Interaction of aluminum hydroxide phthalocyanine with carbon nanomaterials in ethylic solution

CURCIO, SERGIO FERNANDO

Congreso; XVIII Brasil MRS Metting; 2019

The photophysical properties of the aluminum hydroxide phthalocyanine solution (AlOHPc) in alcohol solution were performed in the presence of carbon nanomaterials, such as: Multi-Walled Carbon nanotube functionalized with Carboxylic acid (MWCNT-COOH), Multi-Walled Carbon nanotube functionalized (MWCNT), Fullerene C60 pyrrolidine tris-acid ethyl ester (C60 functionalized), Fullerene C60 (C60). The materials were initially solubilized in ethanol and posteriorly parts of glycerol were added for the purpose of to increase the viscosity of the medium.

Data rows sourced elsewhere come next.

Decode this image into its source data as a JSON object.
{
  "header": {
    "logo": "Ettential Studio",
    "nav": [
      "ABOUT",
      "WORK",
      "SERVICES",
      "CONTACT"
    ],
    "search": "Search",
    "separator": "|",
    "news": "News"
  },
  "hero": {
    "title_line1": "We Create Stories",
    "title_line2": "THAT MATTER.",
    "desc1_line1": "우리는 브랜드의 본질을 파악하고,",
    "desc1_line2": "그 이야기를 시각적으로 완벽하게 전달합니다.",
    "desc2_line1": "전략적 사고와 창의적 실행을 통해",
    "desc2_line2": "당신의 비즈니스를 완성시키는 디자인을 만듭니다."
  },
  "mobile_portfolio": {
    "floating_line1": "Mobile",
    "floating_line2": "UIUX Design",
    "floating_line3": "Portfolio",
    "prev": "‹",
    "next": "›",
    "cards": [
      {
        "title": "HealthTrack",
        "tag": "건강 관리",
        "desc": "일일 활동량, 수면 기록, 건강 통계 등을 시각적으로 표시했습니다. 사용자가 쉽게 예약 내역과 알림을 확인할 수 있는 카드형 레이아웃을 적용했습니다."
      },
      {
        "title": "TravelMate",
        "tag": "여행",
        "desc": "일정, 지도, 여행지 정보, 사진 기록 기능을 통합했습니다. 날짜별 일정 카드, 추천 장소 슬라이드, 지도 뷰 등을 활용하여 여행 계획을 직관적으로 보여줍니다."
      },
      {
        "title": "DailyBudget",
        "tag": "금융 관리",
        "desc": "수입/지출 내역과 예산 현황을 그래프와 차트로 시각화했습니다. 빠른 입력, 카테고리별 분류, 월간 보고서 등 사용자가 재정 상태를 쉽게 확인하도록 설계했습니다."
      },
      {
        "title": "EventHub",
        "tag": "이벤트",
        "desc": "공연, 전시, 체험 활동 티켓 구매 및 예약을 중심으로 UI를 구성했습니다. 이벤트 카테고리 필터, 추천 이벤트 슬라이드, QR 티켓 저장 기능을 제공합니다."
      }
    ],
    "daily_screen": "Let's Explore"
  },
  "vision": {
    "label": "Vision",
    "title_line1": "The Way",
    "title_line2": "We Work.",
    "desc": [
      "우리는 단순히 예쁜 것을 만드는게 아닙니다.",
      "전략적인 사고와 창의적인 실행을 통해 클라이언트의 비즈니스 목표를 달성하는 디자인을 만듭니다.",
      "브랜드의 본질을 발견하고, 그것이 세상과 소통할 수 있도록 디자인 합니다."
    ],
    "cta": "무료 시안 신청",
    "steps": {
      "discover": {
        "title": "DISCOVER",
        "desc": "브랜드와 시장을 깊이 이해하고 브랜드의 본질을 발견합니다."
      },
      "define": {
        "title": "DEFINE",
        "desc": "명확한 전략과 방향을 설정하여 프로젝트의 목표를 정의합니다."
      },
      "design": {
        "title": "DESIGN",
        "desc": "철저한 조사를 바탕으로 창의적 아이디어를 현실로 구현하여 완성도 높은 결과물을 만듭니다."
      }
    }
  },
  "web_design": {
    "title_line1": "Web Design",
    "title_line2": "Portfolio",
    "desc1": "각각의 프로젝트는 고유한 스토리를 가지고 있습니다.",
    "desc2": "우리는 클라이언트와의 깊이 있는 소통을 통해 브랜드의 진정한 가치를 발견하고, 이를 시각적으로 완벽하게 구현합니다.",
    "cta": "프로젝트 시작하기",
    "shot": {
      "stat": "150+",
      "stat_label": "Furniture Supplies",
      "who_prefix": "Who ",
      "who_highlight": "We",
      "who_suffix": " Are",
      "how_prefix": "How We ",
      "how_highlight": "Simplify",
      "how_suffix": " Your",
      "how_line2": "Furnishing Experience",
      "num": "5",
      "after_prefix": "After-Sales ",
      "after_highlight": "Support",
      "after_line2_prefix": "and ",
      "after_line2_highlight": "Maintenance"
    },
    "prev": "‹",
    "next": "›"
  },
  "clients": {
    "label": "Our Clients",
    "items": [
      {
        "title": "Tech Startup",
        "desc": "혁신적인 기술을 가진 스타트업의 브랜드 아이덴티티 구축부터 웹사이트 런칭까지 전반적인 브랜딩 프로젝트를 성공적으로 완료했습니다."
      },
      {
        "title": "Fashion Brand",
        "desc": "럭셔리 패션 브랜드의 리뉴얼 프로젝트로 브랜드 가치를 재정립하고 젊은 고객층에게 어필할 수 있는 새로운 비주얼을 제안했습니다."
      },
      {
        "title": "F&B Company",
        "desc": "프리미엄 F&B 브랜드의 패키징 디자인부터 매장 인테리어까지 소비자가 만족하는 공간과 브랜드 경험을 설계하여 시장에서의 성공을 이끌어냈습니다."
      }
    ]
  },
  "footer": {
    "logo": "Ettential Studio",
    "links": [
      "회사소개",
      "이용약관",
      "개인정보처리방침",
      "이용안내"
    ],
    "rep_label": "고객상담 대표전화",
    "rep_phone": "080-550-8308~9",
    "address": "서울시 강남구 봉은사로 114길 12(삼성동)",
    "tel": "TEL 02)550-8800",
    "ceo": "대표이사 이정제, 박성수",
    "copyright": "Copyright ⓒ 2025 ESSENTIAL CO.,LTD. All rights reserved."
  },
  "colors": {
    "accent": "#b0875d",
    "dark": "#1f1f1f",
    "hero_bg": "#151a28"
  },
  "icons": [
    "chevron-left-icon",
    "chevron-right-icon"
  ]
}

The electronic absorption and fluorescence analyses of the molecule of aluminum hydroxide phthalocyanine with different concentrations of the nanomaterials were fulfilled in order to understand the nature of the molecular interaction between them. The absorption spectra showed the emergence of new bands in the region at 716nm for both MWCNT-COOH and MWCNT, suggesting the formation of non-fluorescent complexes between AlOHPc and carbon nanotubes in the ground state. For the fullerenes C60 functionalized and C60 were not observed the emergence of the new band at 716nm region. Stationary fluorescence analysis revealed the quenching of the fluorescence of AlOHPc by nanomaterials. Analysis of the Stern-Volmer plot and the excited-state lifetime of AlOHPc with carbon nanotubes revealed the simultaneous occurrence of both static and dynamic fluorescence quenching mechanism due to the formation of non-fluorescent complexes and collisional process. Due the increasing the viscosity of the medium by adding glycerol, the dynamic fluorescence quenching mechanism was inhibit, evidencing only the existence of the static fluorescence quenching mechanism by complex formation. For AlOHPc solution with the C60 functionalized and the C60 were identified only the occurrence of static quenching mechanism by sphere of effective quenching.